6. Be careful bragging about your amazing kids
I want to hear all about your kids, what they’ve been up and all the exciting goings on. But that doesn’t mean it’s not hard for me, that I don’t compare; that I won’t mourn the little losses, those things that may not be in our future. Just try to understand where I’m coming from on this. If your daughter starts walking at 10 months and my son is not walking yet at 20 months, that’s going to be hard for me to hear. I’m so happy for you, but at the same time I’m sad. That doesn’t mean you shouldn’t tell me these things, just that you might want to tread carefully on these topics. But, don’t tread so lightly that you sink!
7. Just be there
Don’t let fear, or worry, or a feeling that you might intrude keep you from being there to support a friend or family member who has learned that their child has a disability. Instead make it a point to be there. Call just to chat. Stop by with a hot drink and a hug. Hang out in waiting areas together (we spend a lot of time in waiting rooms). If you feel like you’re being pushed away, be patient and keep trying. You might be reading my “I’m so completely overwhelmed and beside myself with grief that I have no time for anything besides the bare necessities” message as “you aren’t important to me”, because you are!
8. Don’t stop inviting us
I turn down a lot of invitations because life is so ridiculously hectic, because my son has a doctor or a specialist or a therapy appointment. Or because we have been so busy all week that Saturday is the only time I have to get normal life stuff done… laundry and dishes don’t wash themselves and groceries have yet to arrive magically at my door and sadly they don’t prepare themselves into family friendly healthy meals! Please don’t stop inviting us! I might say no to 19 out of 20 invitations even when I really want to go, but if you stop asking at 19 we’ll miss out on all the fun we would have had on the 20th invitation!

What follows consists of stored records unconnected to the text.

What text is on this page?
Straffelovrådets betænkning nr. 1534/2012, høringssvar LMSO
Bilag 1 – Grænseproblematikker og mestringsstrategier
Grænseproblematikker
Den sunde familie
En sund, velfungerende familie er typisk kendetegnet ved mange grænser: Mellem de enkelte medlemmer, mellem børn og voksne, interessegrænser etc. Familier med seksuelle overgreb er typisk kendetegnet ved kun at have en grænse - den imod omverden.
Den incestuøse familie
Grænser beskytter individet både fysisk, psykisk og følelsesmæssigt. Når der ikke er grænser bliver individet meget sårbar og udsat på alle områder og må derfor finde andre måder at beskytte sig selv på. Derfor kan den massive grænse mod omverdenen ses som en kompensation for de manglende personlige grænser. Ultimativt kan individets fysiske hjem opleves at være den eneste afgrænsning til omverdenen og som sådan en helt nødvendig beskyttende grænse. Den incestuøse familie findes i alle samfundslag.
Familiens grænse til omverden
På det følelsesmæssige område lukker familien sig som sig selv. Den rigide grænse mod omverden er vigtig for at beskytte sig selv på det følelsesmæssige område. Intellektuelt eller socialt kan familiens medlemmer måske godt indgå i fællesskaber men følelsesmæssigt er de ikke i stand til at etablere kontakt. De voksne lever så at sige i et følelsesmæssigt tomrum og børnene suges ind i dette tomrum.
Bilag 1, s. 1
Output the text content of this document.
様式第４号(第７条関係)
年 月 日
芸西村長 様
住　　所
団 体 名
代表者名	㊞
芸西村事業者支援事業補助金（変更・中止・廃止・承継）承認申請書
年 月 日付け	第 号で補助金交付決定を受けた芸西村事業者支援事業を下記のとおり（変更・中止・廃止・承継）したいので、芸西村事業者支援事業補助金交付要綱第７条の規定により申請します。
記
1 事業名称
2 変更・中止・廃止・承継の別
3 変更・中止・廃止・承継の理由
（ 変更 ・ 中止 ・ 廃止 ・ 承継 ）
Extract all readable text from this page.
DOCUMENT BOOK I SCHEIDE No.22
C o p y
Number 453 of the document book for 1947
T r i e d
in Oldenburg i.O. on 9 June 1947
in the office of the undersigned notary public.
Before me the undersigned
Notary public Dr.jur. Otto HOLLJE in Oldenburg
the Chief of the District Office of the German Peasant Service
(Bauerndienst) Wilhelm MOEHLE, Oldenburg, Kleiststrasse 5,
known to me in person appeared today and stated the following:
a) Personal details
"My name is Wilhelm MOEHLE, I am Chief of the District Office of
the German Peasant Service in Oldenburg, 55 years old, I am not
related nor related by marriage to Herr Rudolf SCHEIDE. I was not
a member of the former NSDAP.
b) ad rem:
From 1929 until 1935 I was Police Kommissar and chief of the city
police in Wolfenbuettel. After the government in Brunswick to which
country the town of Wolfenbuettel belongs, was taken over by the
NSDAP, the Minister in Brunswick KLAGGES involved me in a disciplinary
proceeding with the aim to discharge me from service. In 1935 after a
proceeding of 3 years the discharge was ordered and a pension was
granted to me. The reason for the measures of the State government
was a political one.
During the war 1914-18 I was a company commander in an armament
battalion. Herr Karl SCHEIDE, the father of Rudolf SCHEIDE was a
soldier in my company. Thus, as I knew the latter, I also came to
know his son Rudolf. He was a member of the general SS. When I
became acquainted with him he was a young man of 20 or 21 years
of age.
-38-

9. Ask your friend how you can help
Finally, if you aren’t sure what to do or how to help, ask! And if your friend tells you they don’t need anything, ask again a few weeks later, and a few weeks after that. Be genuine and make sure they know you aren’t just saying the obligatory “is there anything I can do?” but that you genuinely want to help. Maybe even make some suggestions: I can bring dinner, babysit, go to that specialist appointment that you’re worried about with you for moral support, or meet you at the therapist’s office for a coffee date in the waiting room! Just knowing you care enough to ask will likely brighten your friend’s day!